There was a microloan group in the village where people could lend each other money. Similar groups have been established by Fida all over East Africa. With these, otherwise impossible acquisitions can become a reality.

The small gardens Happonen had seen the previous time had grown. The villagers had larger plantations and their products already provided a small income for the family.

The toilets at Rusengo school now have a ramp.
The toilets at Rusengo school now have a ramp, which can also be used by wheelchair users.

Antoinette was delighted to hear how her interview had been part of bringing help to the whole village.

Joyful encounters

However, the biggest change had occurred in the villagers. Enthusiasm shone from their faces. Suzanne, an active member of the Rusengo village committee, stood happily in the doorway of her new house. Suzanne clapped her hands with a smile when Happonen asked what it was like to live in a new house.

– My children can now go to school, Suzanne announced.

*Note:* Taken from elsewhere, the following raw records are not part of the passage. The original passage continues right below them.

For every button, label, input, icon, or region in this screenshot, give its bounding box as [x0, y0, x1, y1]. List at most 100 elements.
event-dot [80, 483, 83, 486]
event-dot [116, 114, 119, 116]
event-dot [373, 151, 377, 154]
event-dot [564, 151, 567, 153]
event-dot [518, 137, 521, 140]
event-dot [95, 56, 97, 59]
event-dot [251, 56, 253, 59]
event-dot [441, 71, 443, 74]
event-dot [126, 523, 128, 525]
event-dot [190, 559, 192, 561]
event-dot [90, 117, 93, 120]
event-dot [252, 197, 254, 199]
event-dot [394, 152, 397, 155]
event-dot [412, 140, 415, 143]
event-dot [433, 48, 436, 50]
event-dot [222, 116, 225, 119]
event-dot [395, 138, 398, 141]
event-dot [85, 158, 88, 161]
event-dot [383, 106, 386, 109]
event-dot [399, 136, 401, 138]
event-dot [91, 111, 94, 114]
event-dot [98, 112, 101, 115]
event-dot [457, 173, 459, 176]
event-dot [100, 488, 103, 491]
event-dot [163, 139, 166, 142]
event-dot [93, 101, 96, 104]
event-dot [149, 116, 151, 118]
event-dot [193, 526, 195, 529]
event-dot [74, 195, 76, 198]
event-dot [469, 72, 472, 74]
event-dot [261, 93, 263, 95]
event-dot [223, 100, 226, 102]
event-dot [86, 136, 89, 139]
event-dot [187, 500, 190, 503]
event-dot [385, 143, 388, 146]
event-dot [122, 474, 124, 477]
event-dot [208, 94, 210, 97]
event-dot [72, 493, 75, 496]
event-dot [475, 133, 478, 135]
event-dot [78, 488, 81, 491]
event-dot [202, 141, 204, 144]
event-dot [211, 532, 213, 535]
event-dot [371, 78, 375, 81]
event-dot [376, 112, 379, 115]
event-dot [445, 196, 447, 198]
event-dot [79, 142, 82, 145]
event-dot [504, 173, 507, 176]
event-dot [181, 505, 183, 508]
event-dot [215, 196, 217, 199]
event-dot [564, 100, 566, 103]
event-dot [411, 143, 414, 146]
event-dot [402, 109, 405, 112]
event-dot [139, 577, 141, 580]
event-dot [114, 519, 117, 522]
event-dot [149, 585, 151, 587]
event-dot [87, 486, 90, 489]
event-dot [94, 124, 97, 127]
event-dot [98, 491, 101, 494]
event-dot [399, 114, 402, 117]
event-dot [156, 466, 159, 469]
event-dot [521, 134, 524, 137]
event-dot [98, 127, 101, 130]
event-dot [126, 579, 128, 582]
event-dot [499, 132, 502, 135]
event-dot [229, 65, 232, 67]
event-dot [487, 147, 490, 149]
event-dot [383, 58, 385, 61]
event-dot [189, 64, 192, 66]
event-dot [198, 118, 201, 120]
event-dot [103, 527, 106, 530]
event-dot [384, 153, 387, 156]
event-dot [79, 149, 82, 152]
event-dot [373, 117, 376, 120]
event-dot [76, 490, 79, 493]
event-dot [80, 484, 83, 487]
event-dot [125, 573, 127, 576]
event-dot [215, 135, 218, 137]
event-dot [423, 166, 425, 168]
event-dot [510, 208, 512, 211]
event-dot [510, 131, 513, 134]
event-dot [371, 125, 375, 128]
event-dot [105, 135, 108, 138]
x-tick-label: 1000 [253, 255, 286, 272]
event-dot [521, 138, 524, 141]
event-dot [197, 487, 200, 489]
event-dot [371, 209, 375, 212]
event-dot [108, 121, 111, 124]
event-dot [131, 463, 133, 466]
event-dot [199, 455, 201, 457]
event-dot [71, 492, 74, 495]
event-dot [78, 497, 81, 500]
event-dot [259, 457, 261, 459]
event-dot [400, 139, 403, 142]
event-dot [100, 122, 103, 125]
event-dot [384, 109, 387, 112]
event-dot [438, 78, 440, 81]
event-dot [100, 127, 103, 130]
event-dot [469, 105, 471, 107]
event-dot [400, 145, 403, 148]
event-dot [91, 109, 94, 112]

– Go to school? How does it relate to the house? Happonen wondered.

– Before, when we lived in a grass hut, water came through the roof and wet the children’s homework. When the children took them to school, the teacher sent the children home. Now their homework stays dry. I’m so happy, Suzanne said.

Happonen also met Antoinette. The family’s old hut was gone, and they now lived in a brick house. Antoinette was delighted to hear how her interview had been part of bringing help to the whole village.

Rusengo was a changed place. Life would at least be a little easier in the future.

The focus of Fida’s work in Burundi is slowly shifting to other villages. In Rusengo, the children continue in school with the support from sponsors. A business training course was recently held in Burundi, and young people who completed it become trainers. When Rusengo’s turn comes, parents like Antoinette and Suzanne can get their families new livelihoods with ideas from the entrepreneurship training.

The village under the shade of banana trees is waiting to see what will happen next.